Viruses (singular: virus) are the smallest, infectious particles and also parasites, i.e. living organisms that cannot reproduce independently without a host organism. On average, a virus particle is between 20 and 400 nm in size, many times smaller than human cells or bacteria or fungi.
Structure of viruses
The structure of viruses is not particularly complex. The most important component of viruses is their genetic material. This can be present in viruses either in the form of DNA (deoxyribonucleic acid) or RNA (ribonucleic acid).
This characteristic also makes it possible to distinguish DNA viruses from RNA viruses (there are also the so-called retroviruses, which are a subgroup of the RNA viruses). The genetic material can be either ring-shaped or thread-shaped inside viruses. If the virus has not yet implanted itself into a cell, it is called a virion.
In almost all cases, the genetic material is surrounded by a capsid, which serves to protect the genetic material. This capsid is a structure of many identical subunits (capsomers) consisting of proteins. Consequently, the capsid is often referred to as a protein shell, together with DNA or RNA it is called a nucleocapsid.
In addition, some viruses are surrounded by a further envelope, the virus envelope, which is made up of a lipid bilayer in which proteins and glycoproteins are partially embedded.
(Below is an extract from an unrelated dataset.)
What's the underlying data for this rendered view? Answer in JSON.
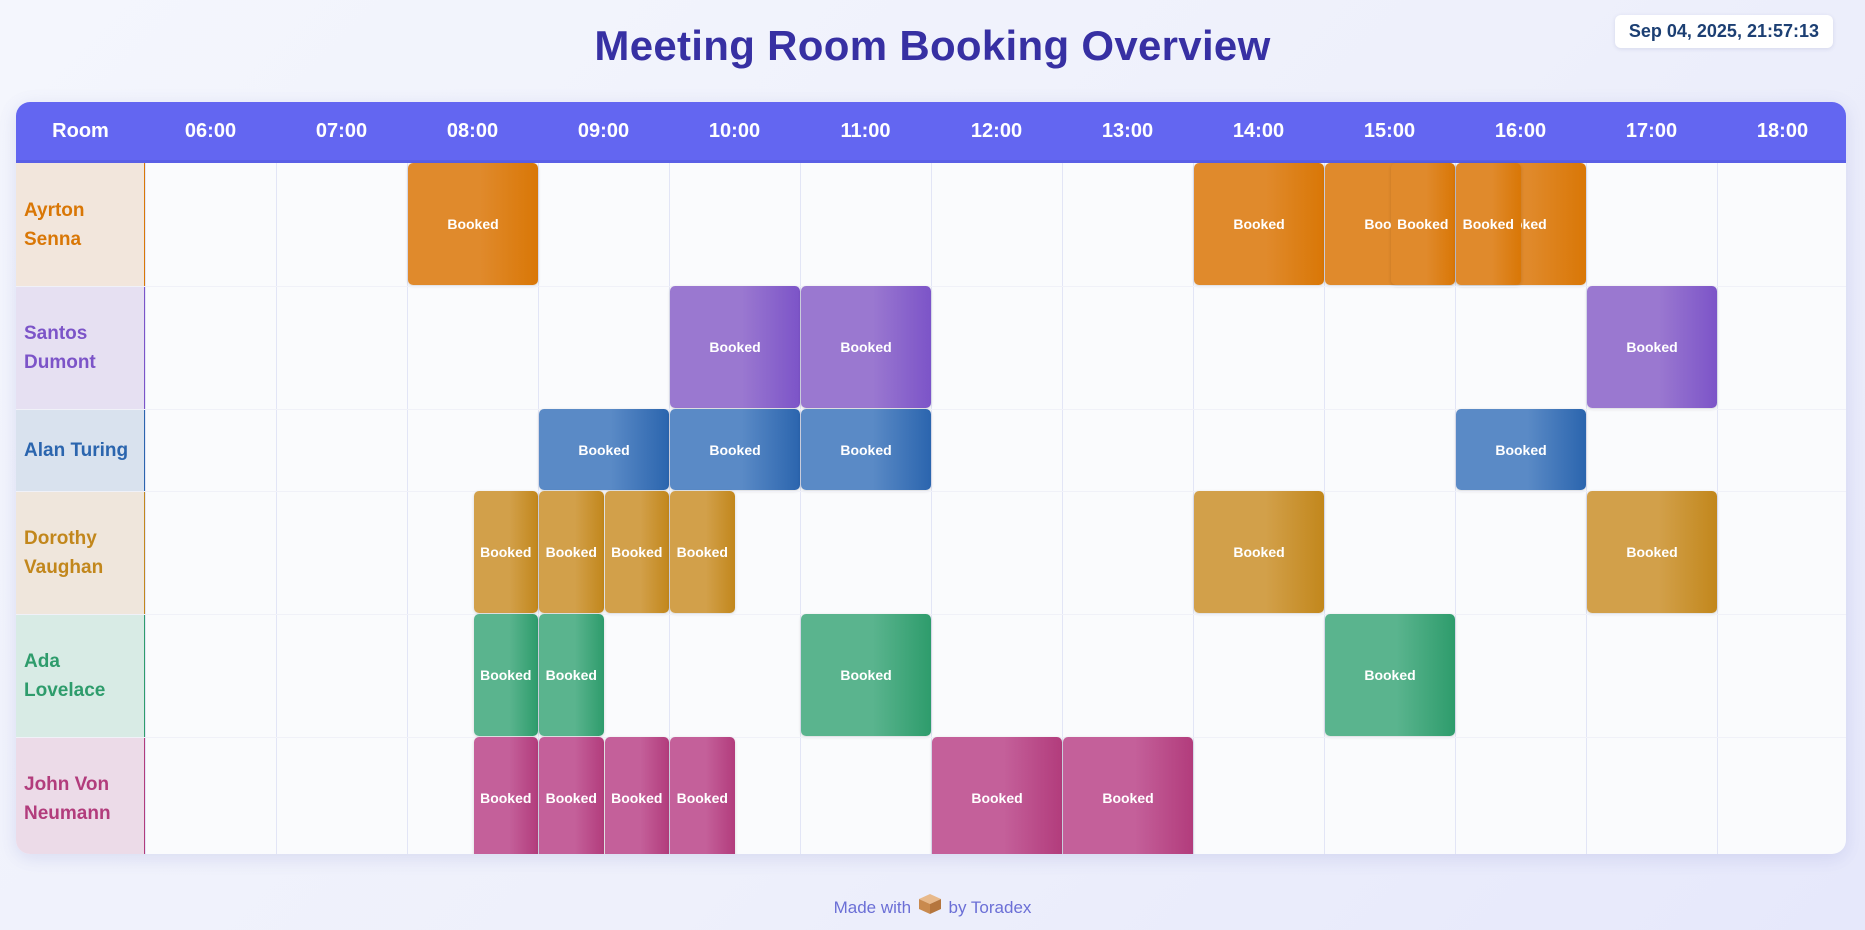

The glycoproteins protrude from the envelope in a spiky shape, which is why they are also called “spikes”, such viruses are called enveloped. If the virus envelope is missing, they are called unenveloped viruses.
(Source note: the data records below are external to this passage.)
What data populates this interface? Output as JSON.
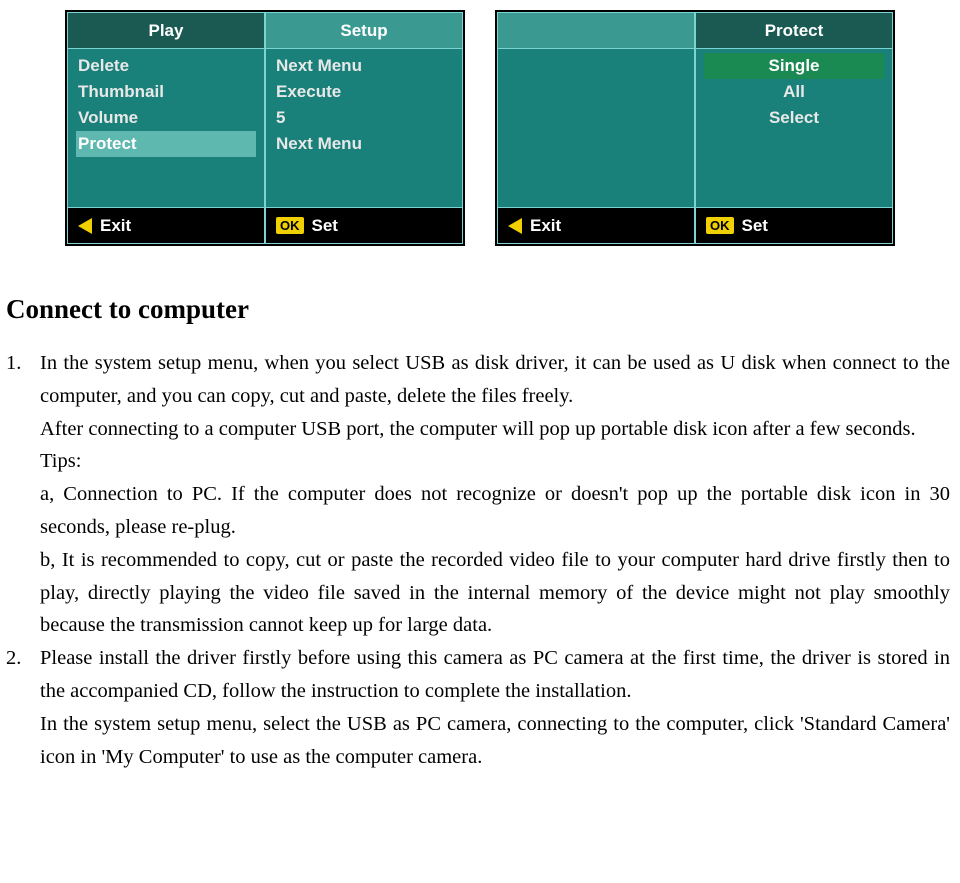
{
  "screen1": {
    "tabs": {
      "play": "Play",
      "setup": "Setup"
    },
    "left": {
      "delete": "Delete",
      "thumbnail": "Thumbnail",
      "volume": "Volume",
      "protect": "Protect"
    },
    "right": {
      "nextmenu1": "Next Menu",
      "execute": "Execute",
      "five": "5",
      "nextmenu2": "Next Menu"
    },
    "footer": {
      "exit": "Exit",
      "ok": "OK",
      "set": "Set"
    }
  },
  "screen2": {
    "tabs": {
      "blank": "",
      "protect": "Protect"
    },
    "left": {
      "blank": ""
    },
    "right": {
      "single": "Single",
      "all": "All",
      "select": "Select"
    },
    "footer": {
      "exit": "Exit",
      "ok": "OK",
      "set": "Set"
    }
  },
  "heading": "Connect to computer",
  "body": {
    "n1": "1.",
    "p1a": "In the system setup menu, when you select USB as disk driver, it can be used as U disk when connect to the computer, and you can copy, cut and paste, delete the files freely.",
    "p1b": "After connecting to a computer USB port, the computer will pop up portable disk icon after a few seconds.",
    "p1c": "Tips:",
    "p1d": "a, Connection to PC. If the computer does not recognize or doesn't pop up the portable disk icon in 30 seconds, please re-plug.",
    "p1e": "b, It is recommended to copy, cut or paste the recorded video file to your computer hard drive firstly then to play, directly playing the video file saved in the internal memory of the device might not play smoothly because the transmission cannot keep up for large data.",
    "n2": "2.",
    "p2a": "Please install the driver firstly before using this camera as PC camera at the first time, the driver is stored in the accompanied CD, follow the instruction to complete the installation.",
    "p2b": "In the system setup menu, select the USB as PC camera, connecting to the computer, click 'Standard Camera' icon in 'My Computer' to use as the computer camera."
  }
}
In addition, some viruses have other components, but never a cytoplasm with cell organelles as in human, animal or plant cells, which would enable them to have their own metabolism. Since both mitochondria and ribosomes are missing, viruses are not capable of protein biosynthesis on their own and cannot produce their own energy. It has to nestle in a so-called host cell, i.e. a cell of a human being, for example, which has the necessary material at its disposal. There the virus is then able to manipulate the cell metabolism in such a way that it adapts to the needs of the virus and, instead of producing its own proteins, produces those proteins that the viruses need to survive.